The lurid saga in San Diego continues: Democratic Mayor Bob Filner, who has been accused of vile, unwanted sexual behavior by several women, insists he will not resign. As he wrote in the U-T San Diego on Monday:
"Over the last several days, there have been calls for me to resign as mayor. I'm not going to do that, and here is why: As your elected mayor, I fully expect to be accountable to the citizens of San Diego for all of my actions. But as a citizen of this country, I also expect — and am entitled to — due process, and the opportunity to respond in a fair and impartial venue to specific allegations from real people.
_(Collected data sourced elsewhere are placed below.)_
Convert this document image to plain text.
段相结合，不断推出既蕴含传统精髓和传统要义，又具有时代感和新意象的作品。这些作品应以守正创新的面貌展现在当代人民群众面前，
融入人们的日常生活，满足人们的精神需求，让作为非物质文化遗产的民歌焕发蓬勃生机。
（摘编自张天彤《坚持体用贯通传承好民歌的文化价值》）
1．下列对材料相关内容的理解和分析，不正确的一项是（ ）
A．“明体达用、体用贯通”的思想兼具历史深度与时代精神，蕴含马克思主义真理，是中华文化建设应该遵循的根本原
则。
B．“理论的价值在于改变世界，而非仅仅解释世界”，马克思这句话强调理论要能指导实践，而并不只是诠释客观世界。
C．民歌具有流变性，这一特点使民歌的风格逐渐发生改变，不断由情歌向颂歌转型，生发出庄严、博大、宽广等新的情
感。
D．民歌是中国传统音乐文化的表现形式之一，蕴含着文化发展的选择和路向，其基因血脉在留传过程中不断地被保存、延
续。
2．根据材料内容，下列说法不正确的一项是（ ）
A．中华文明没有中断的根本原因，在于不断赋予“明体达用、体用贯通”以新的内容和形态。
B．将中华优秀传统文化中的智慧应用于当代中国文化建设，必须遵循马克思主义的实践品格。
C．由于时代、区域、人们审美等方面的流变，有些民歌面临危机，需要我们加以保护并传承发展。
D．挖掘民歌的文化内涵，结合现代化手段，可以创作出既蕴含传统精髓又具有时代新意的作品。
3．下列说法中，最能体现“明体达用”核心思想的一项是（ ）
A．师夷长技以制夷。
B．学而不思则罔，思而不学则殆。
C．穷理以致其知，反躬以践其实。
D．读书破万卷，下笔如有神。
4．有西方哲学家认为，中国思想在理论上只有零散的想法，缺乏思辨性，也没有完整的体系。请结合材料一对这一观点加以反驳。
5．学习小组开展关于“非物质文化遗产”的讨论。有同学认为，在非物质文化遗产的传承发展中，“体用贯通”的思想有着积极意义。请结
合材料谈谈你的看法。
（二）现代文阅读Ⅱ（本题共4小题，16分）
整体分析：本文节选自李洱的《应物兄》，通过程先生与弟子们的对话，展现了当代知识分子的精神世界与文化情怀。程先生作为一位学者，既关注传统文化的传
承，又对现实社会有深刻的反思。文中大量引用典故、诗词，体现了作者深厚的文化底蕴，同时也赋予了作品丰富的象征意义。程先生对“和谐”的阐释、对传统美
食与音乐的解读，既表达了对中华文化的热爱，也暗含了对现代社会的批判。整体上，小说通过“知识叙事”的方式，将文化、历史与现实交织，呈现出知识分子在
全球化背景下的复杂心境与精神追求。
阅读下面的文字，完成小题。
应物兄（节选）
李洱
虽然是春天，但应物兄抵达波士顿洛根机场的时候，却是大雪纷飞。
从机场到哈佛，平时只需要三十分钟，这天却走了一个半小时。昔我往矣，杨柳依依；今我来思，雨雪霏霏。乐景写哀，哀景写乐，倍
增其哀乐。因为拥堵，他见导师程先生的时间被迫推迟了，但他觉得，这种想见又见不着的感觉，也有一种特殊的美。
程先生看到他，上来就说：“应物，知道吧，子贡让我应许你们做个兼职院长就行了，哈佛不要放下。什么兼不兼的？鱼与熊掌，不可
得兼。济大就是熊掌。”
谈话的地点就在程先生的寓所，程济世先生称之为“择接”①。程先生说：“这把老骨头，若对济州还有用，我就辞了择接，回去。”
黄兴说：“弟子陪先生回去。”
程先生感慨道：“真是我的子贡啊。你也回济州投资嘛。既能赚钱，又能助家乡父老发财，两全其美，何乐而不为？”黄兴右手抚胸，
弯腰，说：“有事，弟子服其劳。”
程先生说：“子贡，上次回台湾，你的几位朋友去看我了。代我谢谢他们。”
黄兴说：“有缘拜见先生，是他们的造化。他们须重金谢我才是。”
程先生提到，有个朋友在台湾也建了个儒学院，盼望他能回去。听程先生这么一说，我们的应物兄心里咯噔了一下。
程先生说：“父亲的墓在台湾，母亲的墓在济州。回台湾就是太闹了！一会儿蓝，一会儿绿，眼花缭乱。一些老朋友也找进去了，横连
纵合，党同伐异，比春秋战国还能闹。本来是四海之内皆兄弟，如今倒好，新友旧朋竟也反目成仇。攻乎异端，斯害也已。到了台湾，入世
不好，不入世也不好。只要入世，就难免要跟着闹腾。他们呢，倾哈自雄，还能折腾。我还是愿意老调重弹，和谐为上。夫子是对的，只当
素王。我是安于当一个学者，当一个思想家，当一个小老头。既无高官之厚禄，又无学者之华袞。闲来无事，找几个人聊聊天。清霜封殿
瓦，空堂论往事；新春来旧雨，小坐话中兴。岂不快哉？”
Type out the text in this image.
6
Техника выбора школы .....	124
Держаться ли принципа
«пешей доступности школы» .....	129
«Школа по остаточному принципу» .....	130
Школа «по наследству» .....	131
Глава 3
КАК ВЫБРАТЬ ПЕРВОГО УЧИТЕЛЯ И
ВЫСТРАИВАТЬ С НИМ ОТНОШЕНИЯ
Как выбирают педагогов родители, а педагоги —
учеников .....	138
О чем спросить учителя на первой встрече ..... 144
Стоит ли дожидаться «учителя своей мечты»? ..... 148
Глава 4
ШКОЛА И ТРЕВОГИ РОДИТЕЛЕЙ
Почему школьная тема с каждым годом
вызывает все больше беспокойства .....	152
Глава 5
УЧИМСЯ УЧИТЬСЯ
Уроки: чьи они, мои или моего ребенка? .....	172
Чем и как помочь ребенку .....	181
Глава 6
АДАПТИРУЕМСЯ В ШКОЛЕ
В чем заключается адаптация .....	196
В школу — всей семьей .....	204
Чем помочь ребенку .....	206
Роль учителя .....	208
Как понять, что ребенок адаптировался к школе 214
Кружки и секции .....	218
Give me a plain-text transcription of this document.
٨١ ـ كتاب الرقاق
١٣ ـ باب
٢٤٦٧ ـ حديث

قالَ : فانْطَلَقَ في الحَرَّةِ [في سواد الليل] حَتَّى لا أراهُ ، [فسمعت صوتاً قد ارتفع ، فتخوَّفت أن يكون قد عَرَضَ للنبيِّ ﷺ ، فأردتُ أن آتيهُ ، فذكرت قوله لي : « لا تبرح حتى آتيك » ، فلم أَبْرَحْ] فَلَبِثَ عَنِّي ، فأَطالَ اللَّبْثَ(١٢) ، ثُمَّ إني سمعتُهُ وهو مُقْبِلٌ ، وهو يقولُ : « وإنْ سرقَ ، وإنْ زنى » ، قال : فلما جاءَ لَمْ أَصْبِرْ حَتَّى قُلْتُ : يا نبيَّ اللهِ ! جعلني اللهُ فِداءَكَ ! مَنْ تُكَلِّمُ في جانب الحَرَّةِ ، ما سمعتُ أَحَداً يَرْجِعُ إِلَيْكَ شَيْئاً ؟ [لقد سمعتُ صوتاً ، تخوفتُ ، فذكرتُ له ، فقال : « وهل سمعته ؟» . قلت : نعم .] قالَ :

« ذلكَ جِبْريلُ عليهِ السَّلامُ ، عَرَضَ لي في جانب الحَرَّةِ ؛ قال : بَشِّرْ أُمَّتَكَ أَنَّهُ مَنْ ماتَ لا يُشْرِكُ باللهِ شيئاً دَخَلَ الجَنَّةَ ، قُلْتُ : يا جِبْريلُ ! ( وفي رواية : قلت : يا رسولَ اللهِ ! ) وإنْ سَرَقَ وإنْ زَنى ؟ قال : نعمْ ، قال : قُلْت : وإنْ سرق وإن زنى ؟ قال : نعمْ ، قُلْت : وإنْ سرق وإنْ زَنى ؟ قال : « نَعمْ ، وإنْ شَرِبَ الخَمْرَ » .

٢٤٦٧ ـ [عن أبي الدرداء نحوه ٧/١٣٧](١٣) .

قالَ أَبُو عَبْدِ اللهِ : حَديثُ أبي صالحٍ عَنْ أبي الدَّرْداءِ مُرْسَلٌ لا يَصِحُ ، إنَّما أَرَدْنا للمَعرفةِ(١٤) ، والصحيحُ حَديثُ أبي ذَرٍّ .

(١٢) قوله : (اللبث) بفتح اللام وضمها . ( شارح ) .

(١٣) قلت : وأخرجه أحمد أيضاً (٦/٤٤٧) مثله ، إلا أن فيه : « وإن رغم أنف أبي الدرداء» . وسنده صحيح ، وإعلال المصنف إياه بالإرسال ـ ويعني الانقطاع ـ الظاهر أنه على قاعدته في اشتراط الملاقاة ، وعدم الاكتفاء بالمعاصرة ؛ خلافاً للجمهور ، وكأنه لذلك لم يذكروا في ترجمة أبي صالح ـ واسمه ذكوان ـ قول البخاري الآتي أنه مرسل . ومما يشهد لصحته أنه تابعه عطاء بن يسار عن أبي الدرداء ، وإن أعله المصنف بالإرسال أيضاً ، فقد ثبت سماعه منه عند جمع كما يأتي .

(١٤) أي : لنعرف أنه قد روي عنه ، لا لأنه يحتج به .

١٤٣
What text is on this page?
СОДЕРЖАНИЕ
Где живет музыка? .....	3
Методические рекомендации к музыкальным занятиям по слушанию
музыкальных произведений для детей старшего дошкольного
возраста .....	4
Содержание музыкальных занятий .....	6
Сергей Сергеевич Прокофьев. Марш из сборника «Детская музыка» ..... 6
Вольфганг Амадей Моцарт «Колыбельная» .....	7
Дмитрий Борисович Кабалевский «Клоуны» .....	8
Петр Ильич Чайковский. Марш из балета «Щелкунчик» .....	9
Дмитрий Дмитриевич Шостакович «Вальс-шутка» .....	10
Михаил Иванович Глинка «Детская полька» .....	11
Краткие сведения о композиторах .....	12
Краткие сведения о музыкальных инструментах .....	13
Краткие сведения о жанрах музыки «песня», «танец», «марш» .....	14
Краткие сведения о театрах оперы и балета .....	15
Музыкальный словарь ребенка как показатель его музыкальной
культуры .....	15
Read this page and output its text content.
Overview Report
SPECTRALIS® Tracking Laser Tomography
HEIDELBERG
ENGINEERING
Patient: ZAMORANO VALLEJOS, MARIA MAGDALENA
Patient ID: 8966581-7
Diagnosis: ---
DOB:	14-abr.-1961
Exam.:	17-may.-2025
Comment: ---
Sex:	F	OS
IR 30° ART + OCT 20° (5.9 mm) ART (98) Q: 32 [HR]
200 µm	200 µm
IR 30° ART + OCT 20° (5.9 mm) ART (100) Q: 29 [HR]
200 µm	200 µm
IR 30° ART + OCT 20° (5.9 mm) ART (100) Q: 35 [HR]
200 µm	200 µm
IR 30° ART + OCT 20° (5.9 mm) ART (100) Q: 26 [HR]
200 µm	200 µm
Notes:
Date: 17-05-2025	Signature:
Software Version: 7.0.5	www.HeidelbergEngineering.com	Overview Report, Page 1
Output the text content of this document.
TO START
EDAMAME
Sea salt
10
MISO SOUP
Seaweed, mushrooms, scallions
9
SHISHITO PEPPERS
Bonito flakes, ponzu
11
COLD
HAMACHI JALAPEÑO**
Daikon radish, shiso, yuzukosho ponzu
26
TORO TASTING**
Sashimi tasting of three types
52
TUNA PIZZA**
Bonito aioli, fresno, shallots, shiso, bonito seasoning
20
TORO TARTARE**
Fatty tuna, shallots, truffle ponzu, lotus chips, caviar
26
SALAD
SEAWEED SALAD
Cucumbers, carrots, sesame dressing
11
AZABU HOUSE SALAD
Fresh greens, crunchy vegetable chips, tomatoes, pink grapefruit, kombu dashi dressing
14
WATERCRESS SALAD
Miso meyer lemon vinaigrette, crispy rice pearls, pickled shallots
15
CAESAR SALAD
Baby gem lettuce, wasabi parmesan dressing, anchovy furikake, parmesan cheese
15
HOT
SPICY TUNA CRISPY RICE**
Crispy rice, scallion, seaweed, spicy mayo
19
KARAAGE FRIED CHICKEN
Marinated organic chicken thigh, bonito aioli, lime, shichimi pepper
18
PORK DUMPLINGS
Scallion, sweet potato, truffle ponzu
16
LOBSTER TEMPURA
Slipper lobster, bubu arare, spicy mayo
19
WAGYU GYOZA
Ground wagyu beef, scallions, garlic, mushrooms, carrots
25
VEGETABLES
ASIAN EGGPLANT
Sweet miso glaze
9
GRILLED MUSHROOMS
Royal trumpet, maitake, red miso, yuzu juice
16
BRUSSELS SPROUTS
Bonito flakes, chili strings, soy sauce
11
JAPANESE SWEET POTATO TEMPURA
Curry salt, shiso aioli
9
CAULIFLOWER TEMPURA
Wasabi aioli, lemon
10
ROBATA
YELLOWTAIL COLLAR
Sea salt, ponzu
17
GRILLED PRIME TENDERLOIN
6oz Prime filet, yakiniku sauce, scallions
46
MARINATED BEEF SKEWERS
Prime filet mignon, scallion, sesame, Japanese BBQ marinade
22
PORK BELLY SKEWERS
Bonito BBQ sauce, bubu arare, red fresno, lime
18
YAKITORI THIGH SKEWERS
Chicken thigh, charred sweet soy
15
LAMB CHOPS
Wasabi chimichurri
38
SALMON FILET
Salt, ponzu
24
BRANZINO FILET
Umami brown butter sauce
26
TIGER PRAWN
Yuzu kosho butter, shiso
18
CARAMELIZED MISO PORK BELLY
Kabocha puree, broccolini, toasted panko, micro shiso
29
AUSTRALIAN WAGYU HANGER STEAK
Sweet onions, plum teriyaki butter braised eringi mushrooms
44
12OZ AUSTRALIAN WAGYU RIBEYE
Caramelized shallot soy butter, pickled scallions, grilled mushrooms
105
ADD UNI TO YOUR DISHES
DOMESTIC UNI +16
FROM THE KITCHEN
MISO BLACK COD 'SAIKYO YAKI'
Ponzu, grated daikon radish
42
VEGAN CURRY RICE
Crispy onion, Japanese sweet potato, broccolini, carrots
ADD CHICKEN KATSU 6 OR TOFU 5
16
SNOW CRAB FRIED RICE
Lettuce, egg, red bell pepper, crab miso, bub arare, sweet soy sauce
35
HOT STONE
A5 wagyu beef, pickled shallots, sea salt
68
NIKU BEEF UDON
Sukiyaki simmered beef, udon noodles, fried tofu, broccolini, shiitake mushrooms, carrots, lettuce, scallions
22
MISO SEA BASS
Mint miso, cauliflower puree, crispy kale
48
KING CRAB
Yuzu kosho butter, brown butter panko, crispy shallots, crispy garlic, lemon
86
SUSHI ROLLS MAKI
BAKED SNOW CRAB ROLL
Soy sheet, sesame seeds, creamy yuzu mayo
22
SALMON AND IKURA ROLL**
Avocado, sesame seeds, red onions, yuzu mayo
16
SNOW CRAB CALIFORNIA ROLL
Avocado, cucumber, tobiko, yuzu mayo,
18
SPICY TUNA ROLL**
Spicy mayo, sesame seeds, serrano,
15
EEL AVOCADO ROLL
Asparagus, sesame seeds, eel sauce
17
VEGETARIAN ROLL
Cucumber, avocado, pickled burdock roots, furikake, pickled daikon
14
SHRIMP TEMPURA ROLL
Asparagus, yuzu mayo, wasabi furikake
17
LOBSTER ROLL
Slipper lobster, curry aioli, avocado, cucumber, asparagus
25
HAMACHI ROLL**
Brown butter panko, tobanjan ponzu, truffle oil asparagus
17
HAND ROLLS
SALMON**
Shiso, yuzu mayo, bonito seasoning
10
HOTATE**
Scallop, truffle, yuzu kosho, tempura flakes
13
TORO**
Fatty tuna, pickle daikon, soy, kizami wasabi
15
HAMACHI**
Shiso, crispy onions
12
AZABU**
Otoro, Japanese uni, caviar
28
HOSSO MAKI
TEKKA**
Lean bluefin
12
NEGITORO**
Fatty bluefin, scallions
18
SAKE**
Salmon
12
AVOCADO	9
I do not believe I am guilty of sexual harassment, and I believe a full presentation of the facts will vindicate me."
He has a point about "real people." Eventually, his accusers will have to step forward. I can understand why the women — described by former Filner supporters in a raucous press conference Monday as a staffer of six months, a campaign volunteer and a 72-year-old constituent — wish to remain anonymous for as long as possible. Women who allege sexual improprieties against popular politicians can pay a hefty price for their candor.
The bigger tragedy, of course, is the civic harm. After waiting 20 years for a Democratic mayor, San Diego liberals finally get a guy whose heart is in the right place, but whose hands can't stay still.
Just look at his liberal cred: In 1961, as an 18-year-old college student, he was arrested as a freedom rider in Mississippi and incarcerated for two months. He was a staffer for U.S. Sen. Hubert Humphrey. He was elected to 10 terms in Congress, representing San Diego County's most ethnically mixed and economically disadvantaged neighborhoods, compiling a sterling liberal record on civil rights, gay rights, labor rights, abortion rights, immigrant rights, veteran's rights.
Since he was sworn in last December, Filner has given San Diego's entrenched and arrogant business sector long-overdue scrutiny. Among other things, as my colleague Tony Perry reported before the scandal broke, he's questioned why cash-strapped San Diego should spend millions of dollars on national advertising to promote major hotel chains that could easily afford their own ads.
As San Diego's Democratic establishment struggles over how to respond, Republicans have been able to sit back and enjoy the show. Who can blame them?
On Monday, you could see the pain in former San Diego City Councilwoman Donna Frye's face as the longtime Filner ally demanded he resign. "Help us stop this horrible, horrible, civic nightmare," she pleaded.
Filner has put San Diego Democrats in a terrible position, reminiscent of the angst visited on the country 15 years ago by the enemies of another oversexed Democrat who also happened to be a champion of women's rights.
Overzealous Republicans may have impeached President Clinton but they could not pry him out of office. They could never persuade the country that while Clinton may have been a lousy husband, he was not a lousy president. He left office with a higher approval rating than any post-World War II president, and his popularity continues to this day.
But Filner is no Bill Clinton. He lacks the president's charm, people skills or reservoir of goodwill, and losing a mayor is not like losing a president.
Failing to acknowledge that some of the most appalling claims against him come from women who are not on his payroll, Filner wrote in the U-T: "I have acknowledged that at times I have treated the people with whom I work poorly. I am impatient and demanding. My aggressive style of fighting for the underdog has allowed me to be successful in the past …. However, there's a big difference between being a difficult guy to work for and being guilty of sexual harassment, as has recently been alleged."
I guess I wouldn't expect a guy like Filner to go down without a fight. Looks like California's most temperate city is in for a long, hot summer.